Most of his prosperity he owed to his own cleverness, but there were times when he needed that little helping hand—just as he had thought he might. Like the time when his network of informers let him know that Newsweek had found his ex-wife, and she was going to spill some embarrassing things about him. Or that one of his many ex-mistresses was going to write a tell-all biography. Or that the IRS was planning an audit.
All he had to do was whisper Lightman’s name, and his request, and by midnight, it was taken care of.
By twelve-oh-one, he was truly, sincerely, repenting that he had ordered his wife’s murder—or whatever other little thing he had requested. Truly, sincerely, and deeply, confessing himself to God and showing that repentance in concrete sacrifices of tears and cash. From the beginning, he had told himself that he was acting on God’s behalf, spitting in the face of Satan by tricking the Great Trickster. He told himself every time he prayed that he was working for God.
It was a foolproof scheme, and the seven years flew by. During the last year, he was cautious, but resigned. He knew that Lightman would arrange for his death, so there was no point in trying to avoid it. And, indeed, on the very instant of the seventh-year anniversary of the
contract, he had a heart attack. As he prayed before his video-congregation. Just like Brother Lee.
Lester stood beside the body in the expensive hospital bed and stared down at it. The monitors were mostly flatlined; the only ones showing any activity were those reporting functions that had been taken over by machines. Strange, he thought. The man in the bed looked so healthy.
“Ah, Lester, you’re right on time,” Lightman said genially, stepping around from behind a curtain.
Lester shrugged. “Is there any reason why I shouldn’t be?” he asked, just as genially. He could afford to be genial; after all, he wasn’t going to be leaving with Lightman.
“What, no screaming, no crying, no begging?” Lightman seemed genuinely surprised. “Normally your kind are the worst—”
Lester only chuckled. “Why should I be worried?” he replied. “You only think you have me. But I repented of every single one of those crimes I asked you to commit.
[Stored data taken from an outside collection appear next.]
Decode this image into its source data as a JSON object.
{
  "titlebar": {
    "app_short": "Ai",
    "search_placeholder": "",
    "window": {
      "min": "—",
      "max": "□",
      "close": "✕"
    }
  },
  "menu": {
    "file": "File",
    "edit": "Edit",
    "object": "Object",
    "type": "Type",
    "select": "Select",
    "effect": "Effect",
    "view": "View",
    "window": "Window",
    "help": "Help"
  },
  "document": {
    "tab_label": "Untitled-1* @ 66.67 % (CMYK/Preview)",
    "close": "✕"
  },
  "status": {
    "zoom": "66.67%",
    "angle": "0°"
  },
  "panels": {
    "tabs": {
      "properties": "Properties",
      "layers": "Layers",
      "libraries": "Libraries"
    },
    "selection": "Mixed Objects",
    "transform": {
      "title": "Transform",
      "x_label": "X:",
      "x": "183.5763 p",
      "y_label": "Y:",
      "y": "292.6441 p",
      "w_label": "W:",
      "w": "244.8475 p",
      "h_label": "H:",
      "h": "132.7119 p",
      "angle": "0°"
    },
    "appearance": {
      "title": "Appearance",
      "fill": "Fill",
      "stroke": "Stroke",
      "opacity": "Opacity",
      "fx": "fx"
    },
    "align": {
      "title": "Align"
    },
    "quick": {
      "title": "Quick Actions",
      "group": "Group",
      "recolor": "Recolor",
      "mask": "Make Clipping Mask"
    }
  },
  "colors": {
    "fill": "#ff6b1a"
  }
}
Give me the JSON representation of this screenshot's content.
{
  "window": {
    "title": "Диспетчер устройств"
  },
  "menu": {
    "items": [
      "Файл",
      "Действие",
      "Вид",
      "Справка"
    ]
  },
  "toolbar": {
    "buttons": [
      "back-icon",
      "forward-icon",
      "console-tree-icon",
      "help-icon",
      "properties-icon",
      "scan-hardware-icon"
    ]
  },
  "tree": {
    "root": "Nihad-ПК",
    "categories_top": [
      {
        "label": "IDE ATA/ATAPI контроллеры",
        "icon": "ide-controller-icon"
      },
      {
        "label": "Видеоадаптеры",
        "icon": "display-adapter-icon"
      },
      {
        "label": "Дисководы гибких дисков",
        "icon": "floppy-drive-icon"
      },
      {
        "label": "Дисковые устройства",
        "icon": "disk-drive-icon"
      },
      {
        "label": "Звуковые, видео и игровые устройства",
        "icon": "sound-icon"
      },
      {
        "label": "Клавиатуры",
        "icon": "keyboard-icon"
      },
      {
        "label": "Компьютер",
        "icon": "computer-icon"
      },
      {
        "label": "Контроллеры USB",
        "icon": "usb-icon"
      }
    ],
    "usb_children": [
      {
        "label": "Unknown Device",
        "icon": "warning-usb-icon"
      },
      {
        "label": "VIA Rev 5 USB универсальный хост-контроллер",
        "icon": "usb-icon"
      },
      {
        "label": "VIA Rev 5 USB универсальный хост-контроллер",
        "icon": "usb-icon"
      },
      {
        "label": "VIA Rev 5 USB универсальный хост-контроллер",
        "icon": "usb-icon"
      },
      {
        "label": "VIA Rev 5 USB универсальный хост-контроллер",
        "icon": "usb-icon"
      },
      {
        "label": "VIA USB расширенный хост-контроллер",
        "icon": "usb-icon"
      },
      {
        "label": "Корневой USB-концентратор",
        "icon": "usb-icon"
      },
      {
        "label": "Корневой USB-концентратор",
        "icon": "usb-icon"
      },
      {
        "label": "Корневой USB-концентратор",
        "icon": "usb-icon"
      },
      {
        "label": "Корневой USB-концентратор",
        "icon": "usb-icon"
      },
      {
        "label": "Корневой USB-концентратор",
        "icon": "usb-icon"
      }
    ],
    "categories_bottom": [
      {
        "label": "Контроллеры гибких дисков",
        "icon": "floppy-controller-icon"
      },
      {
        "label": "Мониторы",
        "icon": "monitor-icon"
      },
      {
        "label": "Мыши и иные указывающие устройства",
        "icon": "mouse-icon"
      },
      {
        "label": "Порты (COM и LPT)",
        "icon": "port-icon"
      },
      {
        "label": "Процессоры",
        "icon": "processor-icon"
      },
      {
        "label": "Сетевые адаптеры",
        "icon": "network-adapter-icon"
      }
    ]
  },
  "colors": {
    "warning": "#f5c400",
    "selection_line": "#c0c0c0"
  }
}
Every death, every blackmail scheme, every disgrace—I even repented the small things, repented every time I accepted someone’s Social Security check—every time I arranged a special-effects miracle or convinced someone to leave me everything in their will—”
But he stopped as Lightman began laughing. “Oh yes, you did,” Lightman told him merrily. “And my Opponent has forgiven you for those sins. But you didn’t read the fine print.” He handed Lester the copy of his contract, and pointed to the last page. “Read the commentary, dear boy. Carefully, this time.”
The words leapt off the page at him.
Sins repented will be forgiven by the Opposition, but forgiveness does not imply repayment. All sins committed by the party of the first part must be repaid to the party of the second part regardless of whether or not forgiveness has been obtained.